Rabu, 29 Agustus 2012

With Seeking Silicon Valley, Zero1 Biennial Explores Tech-Fueled Art

More than 100 new media artists, engineers and filmmakers explore the theme Seeking Silicon Valley next month when the Zero1 Biennial comes to San Jose, California.

It’s one of the biggest art and technology festivals in the world. Some of the highlights of the Zero1 Biennial, showcased in the gallery above, include:

Berlin artist Aram Bartholl’s Dead Drops, a simple but subversive concept in which USB flash drives, embedded in various walls, invite viewers to “drop” their own data on the drive — or find strange and interesting data stashed by someone else.

Transect Cascade, a striking sound installation consisting of a “sinewy volume of scattered intersecting black surfaces, frozen in time, held unnaturally in space by a grid of stainless steel aircraft cable,” according to the piece’s creator, San Francisco artist Nicole Aptekar.

Discotrope: The Secret Nightlife of Solar Cells, a project by UCSD art professor Amy Alexander and Syracuse University art professor Annina Rüst in which a disco ball is modded to use solar cells as mirrors. “The ball rotates slower or faster according to how much light reaches the solar cells on the ball and creates kaleidoscopic projections on surrounding walls, floors, surfaces and people,” explain the artists in a statement. Custom software was written to project videos onto the ball, and a live performance was built around the system. The solar-powered ball reflects images from YouTube videos of people dancing on the surrounding walls.

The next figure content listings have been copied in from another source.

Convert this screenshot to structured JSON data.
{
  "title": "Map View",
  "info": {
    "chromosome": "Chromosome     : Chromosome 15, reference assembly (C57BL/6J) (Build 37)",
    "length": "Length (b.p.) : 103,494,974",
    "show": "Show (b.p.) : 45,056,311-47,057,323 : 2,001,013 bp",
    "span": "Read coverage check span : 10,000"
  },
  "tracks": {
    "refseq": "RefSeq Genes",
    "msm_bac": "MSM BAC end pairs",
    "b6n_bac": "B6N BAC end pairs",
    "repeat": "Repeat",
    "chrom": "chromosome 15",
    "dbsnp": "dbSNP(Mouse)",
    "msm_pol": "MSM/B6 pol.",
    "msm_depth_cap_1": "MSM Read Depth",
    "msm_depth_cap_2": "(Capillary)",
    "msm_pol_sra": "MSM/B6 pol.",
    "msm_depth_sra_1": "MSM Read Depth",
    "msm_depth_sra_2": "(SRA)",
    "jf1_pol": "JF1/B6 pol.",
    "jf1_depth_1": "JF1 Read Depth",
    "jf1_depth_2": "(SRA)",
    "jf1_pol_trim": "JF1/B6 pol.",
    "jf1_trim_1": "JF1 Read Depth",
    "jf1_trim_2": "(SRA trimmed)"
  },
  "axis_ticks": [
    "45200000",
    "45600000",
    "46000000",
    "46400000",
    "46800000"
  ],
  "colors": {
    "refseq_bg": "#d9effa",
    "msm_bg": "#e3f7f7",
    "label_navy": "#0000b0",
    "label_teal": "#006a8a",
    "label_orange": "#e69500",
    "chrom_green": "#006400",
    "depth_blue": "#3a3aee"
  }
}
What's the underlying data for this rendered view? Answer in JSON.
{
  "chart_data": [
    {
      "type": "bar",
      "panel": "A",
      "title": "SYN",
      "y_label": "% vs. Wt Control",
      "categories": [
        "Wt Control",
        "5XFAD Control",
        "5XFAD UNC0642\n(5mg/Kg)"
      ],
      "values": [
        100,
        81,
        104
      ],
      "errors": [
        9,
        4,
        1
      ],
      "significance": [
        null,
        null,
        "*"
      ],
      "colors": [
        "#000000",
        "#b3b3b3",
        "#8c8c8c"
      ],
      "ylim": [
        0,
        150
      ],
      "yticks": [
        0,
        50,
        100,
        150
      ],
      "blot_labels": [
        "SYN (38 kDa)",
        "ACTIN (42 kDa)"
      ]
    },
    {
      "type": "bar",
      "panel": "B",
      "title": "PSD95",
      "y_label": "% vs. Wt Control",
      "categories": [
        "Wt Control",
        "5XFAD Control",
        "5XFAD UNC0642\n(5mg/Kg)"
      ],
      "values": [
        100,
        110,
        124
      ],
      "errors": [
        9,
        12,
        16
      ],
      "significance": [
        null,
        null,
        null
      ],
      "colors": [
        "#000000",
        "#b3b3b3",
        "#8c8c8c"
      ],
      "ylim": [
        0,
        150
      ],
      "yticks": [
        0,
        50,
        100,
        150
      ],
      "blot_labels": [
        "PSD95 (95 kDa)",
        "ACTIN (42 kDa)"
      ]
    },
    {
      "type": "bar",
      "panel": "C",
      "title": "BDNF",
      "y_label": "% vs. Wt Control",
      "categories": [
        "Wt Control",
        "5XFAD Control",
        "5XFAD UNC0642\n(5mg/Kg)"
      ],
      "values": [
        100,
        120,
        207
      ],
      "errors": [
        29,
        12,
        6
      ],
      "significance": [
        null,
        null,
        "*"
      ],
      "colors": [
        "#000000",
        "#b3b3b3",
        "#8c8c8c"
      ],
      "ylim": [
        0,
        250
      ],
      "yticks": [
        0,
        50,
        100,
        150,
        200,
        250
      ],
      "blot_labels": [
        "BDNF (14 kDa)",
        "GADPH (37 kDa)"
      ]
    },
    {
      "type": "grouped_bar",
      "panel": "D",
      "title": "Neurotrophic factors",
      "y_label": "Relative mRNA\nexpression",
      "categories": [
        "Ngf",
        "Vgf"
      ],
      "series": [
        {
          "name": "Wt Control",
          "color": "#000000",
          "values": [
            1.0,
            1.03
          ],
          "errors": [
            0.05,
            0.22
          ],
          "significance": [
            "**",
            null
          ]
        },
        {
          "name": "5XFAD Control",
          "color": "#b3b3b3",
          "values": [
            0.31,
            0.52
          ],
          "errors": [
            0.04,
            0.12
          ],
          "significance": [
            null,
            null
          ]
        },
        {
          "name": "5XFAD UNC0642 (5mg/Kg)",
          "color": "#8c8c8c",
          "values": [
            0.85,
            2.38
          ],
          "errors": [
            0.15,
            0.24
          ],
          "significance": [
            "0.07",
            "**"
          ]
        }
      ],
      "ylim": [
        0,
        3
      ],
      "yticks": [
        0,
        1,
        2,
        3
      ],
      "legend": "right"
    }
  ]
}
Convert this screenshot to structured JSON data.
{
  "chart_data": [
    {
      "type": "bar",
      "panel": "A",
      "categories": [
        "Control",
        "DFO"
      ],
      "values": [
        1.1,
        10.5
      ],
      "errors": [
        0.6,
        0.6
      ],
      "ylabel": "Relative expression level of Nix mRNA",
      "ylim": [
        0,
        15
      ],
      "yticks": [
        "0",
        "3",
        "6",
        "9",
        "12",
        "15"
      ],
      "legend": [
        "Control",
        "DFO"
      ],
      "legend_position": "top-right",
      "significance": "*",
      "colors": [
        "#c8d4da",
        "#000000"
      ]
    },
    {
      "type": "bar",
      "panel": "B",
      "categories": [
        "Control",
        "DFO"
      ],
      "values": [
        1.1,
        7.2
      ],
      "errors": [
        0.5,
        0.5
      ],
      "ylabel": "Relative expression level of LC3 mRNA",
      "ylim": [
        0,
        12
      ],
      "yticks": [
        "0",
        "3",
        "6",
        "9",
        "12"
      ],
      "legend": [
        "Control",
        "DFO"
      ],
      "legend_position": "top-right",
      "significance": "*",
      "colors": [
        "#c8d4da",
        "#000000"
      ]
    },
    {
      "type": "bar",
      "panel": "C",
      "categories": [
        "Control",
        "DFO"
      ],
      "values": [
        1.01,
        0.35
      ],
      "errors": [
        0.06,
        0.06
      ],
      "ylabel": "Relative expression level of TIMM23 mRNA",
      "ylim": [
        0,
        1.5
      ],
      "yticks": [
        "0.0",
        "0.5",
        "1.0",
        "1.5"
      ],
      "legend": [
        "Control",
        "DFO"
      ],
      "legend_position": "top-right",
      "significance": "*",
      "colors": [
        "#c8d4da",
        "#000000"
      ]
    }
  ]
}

Other highlights include a cinematic installation titled Present Tense by Lynn Hershman Leeson; media artist Eduardo Kac’s Aromapoetry, a “new kind of poetry in which the compositional unit (the poem) is made up of smells”; and new work by San Francisco map-art powerhouse Stamen Design.

The Zero1 Biennial takes place in and around San Jose from Sept. 12 to Dec. 8. All photos courtesy Zero 1 Biennial.